Eine Sonderstellung nimmt das Ammoniumbituminosulfonat (Ich­thammol) ein, eine aus Ölschiefer gewonnene organisch-chemische Verbindung zur Behandlung entzündlicher Hautkrankheiten. Es wirkt unter Mitwirkung osmotischer Grenzflächeneffekte leicht entzündungshemmend, antibakteriell und antimykotisch.

Hautschutzkomplex

In Salben und Suppositorien ist häufig auch ein Hautschutzkomplex enthalten, der die Wirkung der pharmazeutischen Inhaltsstoffe ­unterstützt und die Haut beruhigt und pflegt. So setzt Zinkoxid in Zubereitungen Zinkionen frei und zeigt austrocknende, adstringierende und leicht antiseptische Eigenschaften. Gerbstoffe weisen ebenfalls einen adstringierenden und sekretionsmindernden Effekt auf, der durch die Denaturierung oberflächlicher Hautproteine zustande kommt und zusätzlich eine entzündungshemmende, antimikrobielle und teilweise blutstillende Wirkung bedingt. Sie sind entweder als pflanzliche Tannine, z. B. in Eichenrinde und Hamamelisextrakten, enthalten oder werden synthetisch, etwa als Kondensat von Harnstoff und Kresolsulfonsäure, hergestellt. Emollienzien hingegen imitieren die Funktion des Talgdrüsensekrets und wahren durch Befeuchtung die Hautelastizität. In gängigen Hämorrhoidalia kommen etwa Cetylstearylisononanoat, Lanolin, Jojobawachs oder Jojobaöl, gelbes Bienenwachs und die Polysaccharide der Aloe vera vor. Cetiol fungiert aufgrund seiner hohen Spreitfähigkeit außerdem als Einziehhilfe. Dexpanthenol wird nach der Aufnahme in die Haut sofort in Pantothensäure umgewandelt, die als Bestandteil des Coenzym A in zahlreiche Stoffwechselprozesse eingreift und bei Schäden zur Bildung neuer Hautzellen verstärkt benötigt wird.
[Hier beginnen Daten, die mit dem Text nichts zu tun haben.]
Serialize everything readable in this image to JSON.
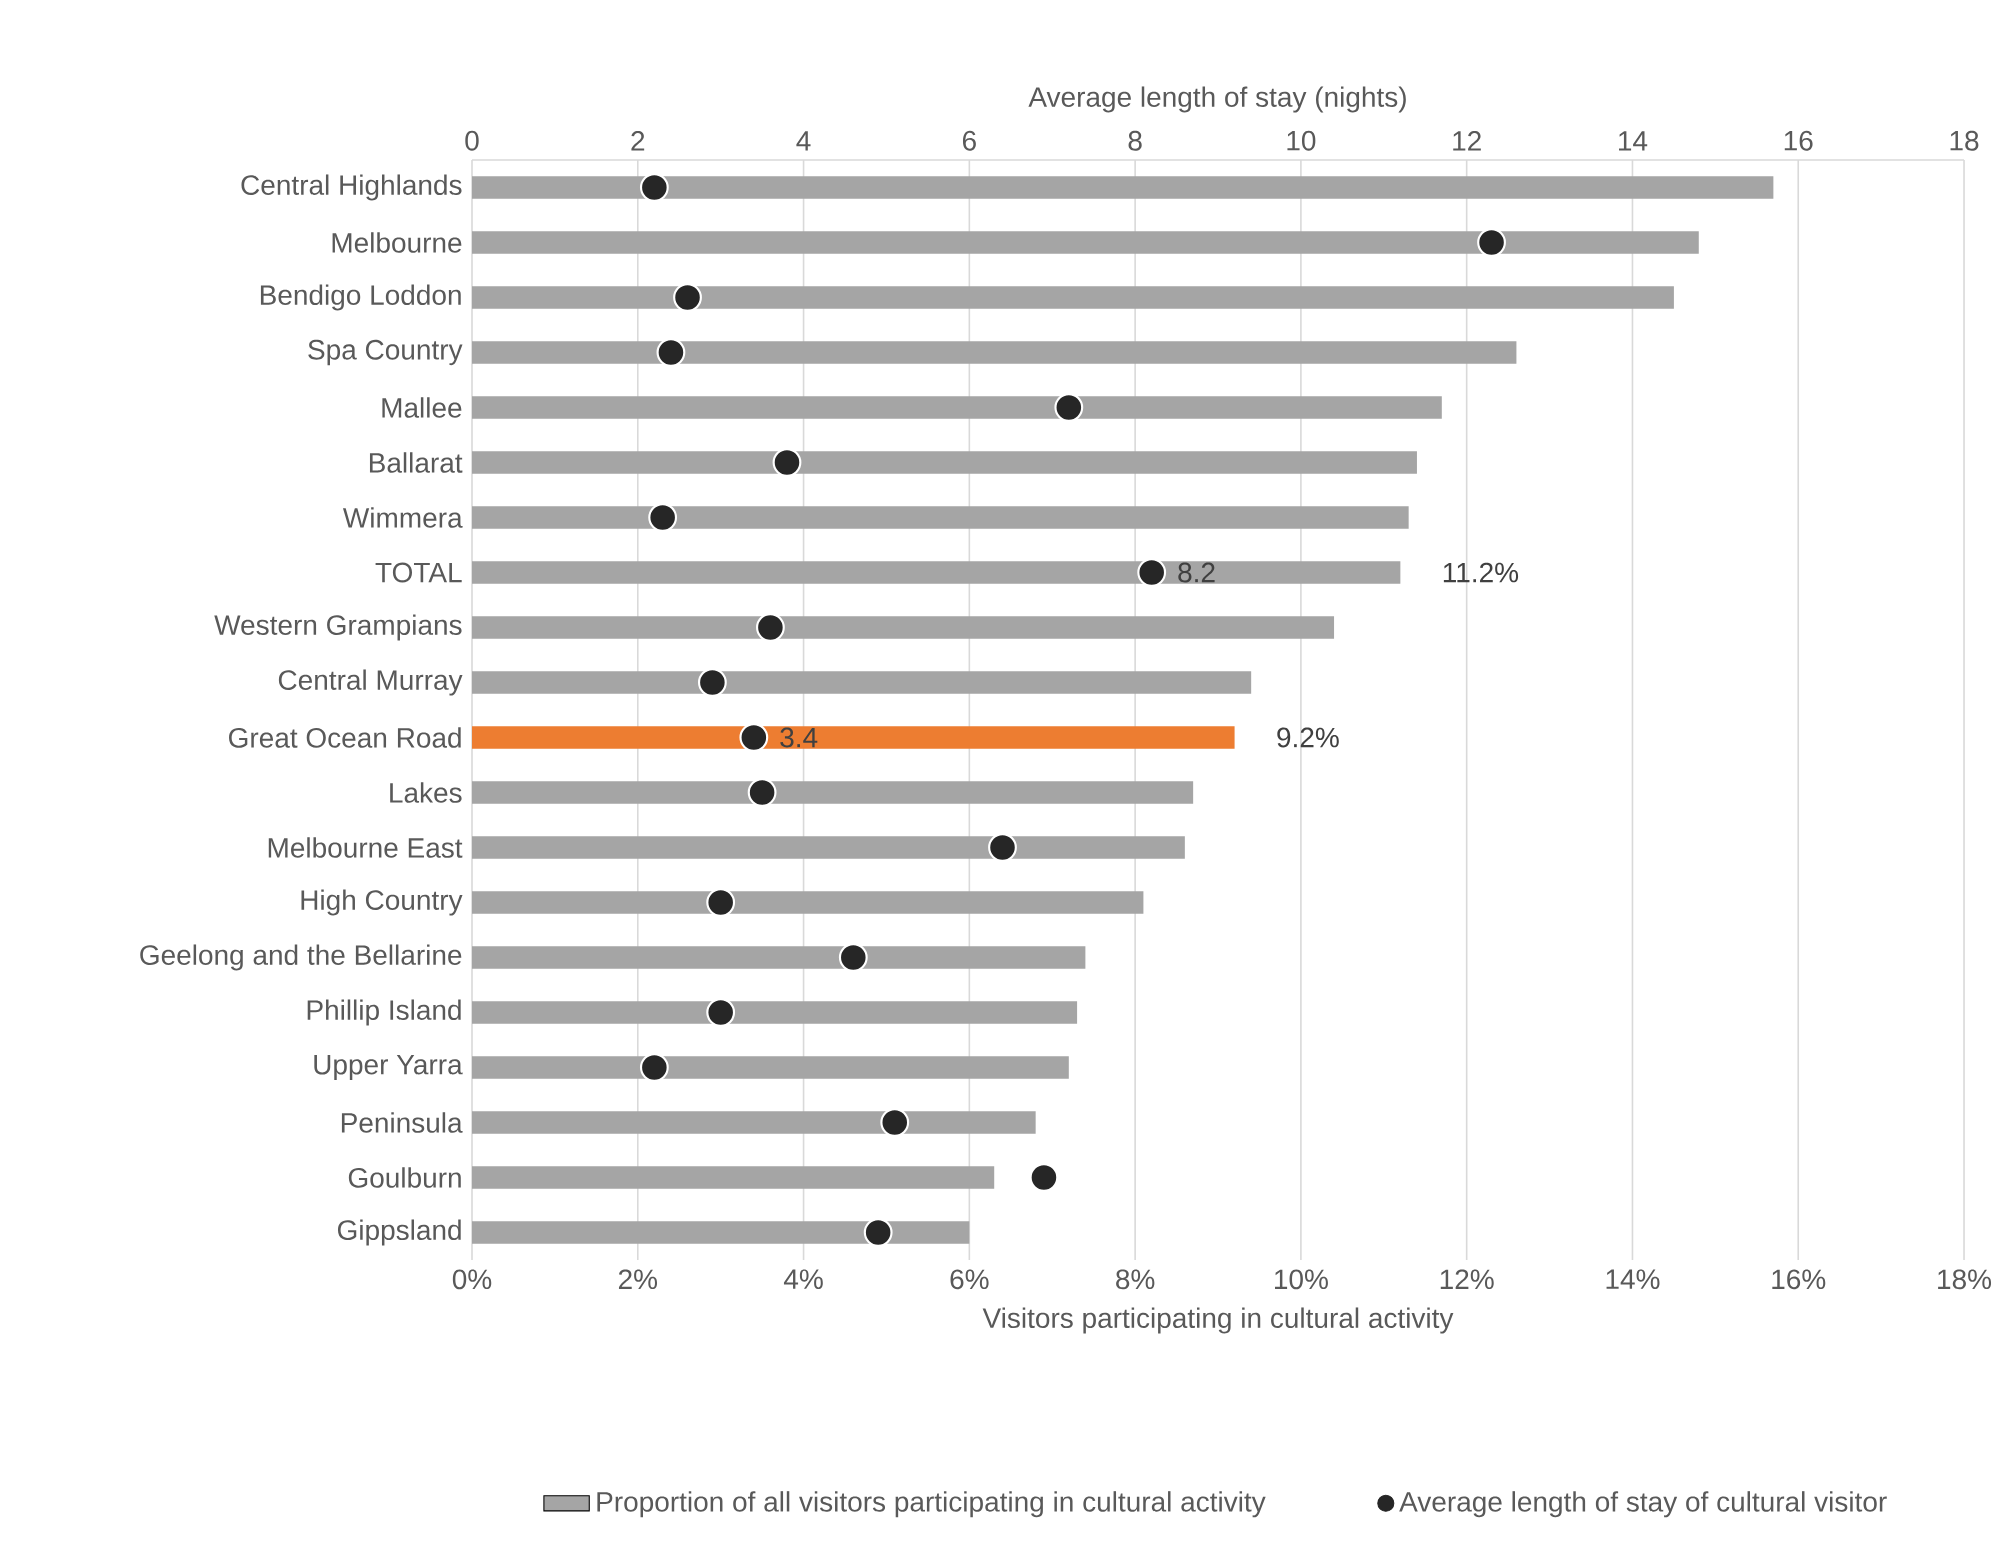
{
  "chart_data": {
    "type": "bar",
    "orientation": "horizontal",
    "categories": [
      "Central Highlands",
      "Melbourne",
      "Bendigo Loddon",
      "Spa Country",
      "Mallee",
      "Ballarat",
      "Wimmera",
      "TOTAL",
      "Western Grampians",
      "Central Murray",
      "Great Ocean Road",
      "Lakes",
      "Melbourne East",
      "High Country",
      "Geelong and the Bellarine",
      "Phillip Island",
      "Upper Yarra",
      "Peninsula",
      "Goulburn",
      "Gippsland"
    ],
    "xlabel": "Visitors participating in cultural activity",
    "x2label": "Average length of stay (nights)",
    "xlim": [
      0,
      18
    ],
    "xticks": [
      {
        "value": 0,
        "label": "0%"
      },
      {
        "value": 2,
        "label": "2%"
      },
      {
        "value": 4,
        "label": "4%"
      },
      {
        "value": 6,
        "label": "6%"
      },
      {
        "value": 8,
        "label": "8%"
      },
      {
        "value": 10,
        "label": "10%"
      },
      {
        "value": 12,
        "label": "12%"
      },
      {
        "value": 14,
        "label": "14%"
      },
      {
        "value": 16,
        "label": "16%"
      },
      {
        "value": 18,
        "label": "18%"
      }
    ],
    "x2lim": [
      0,
      18
    ],
    "x2ticks": [
      0,
      2,
      4,
      6,
      8,
      10,
      12,
      14,
      16,
      18
    ],
    "grid": "x",
    "legend": "bottom",
    "marker": "circle",
    "series": [
      {
        "name": "Proportion of all visitors participating in cultural activity",
        "colors": [
          "#a5a5a5",
          "#a5a5a5",
          "#a5a5a5",
          "#a5a5a5",
          "#a5a5a5",
          "#a5a5a5",
          "#a5a5a5",
          "#a5a5a5",
          "#a5a5a5",
          "#a5a5a5",
          "#ed7d31",
          "#a5a5a5",
          "#a5a5a5",
          "#a5a5a5",
          "#a5a5a5",
          "#a5a5a5",
          "#a5a5a5",
          "#a5a5a5",
          "#a5a5a5",
          "#a5a5a5"
        ],
        "values": [
          15.7,
          14.8,
          14.5,
          12.6,
          11.7,
          11.4,
          11.3,
          11.2,
          10.4,
          9.4,
          9.2,
          8.7,
          8.6,
          8.1,
          7.4,
          7.3,
          7.2,
          6.8,
          6.3,
          6.0
        ],
        "value_labels": [
          null,
          null,
          null,
          null,
          null,
          null,
          null,
          "11.2%",
          null,
          null,
          "9.2%",
          null,
          null,
          null,
          null,
          null,
          null,
          null,
          null,
          null
        ]
      },
      {
        "name": "Average length of stay of cultural visitor",
        "type": "scatter",
        "axis": "x2",
        "color": "#262626",
        "values": [
          2.2,
          12.3,
          2.6,
          2.4,
          7.2,
          3.8,
          2.3,
          8.2,
          3.6,
          2.9,
          3.4,
          3.5,
          6.4,
          3.0,
          4.6,
          3.0,
          2.2,
          5.1,
          6.9,
          4.9
        ],
        "value_labels": [
          null,
          null,
          null,
          null,
          null,
          null,
          null,
          "8.2",
          null,
          null,
          "3.4",
          null,
          null,
          null,
          null,
          null,
          null,
          null,
          null,
          null
        ]
      }
    ]
  }
}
Ein Vitamin-B-Komplex in Suppositorien fördert daher auch die Epithelisierung der Dickdarmschleimhaut. Vitamin A regt die Neubildung und das Wachstum von Epithelzellen an, indem es Retinsäurerezeptoren aktiviert, welche die Transkription regulieren.

Letztendlich bestimmen Art und Schweregrad der Symptome sowie die individuelle Situation der Patient:innen die Wahl der Inhaltsstoffe, um die bestmögliche Linderung der Beschwerden und eine bessere Lebensqualität zu erzielen.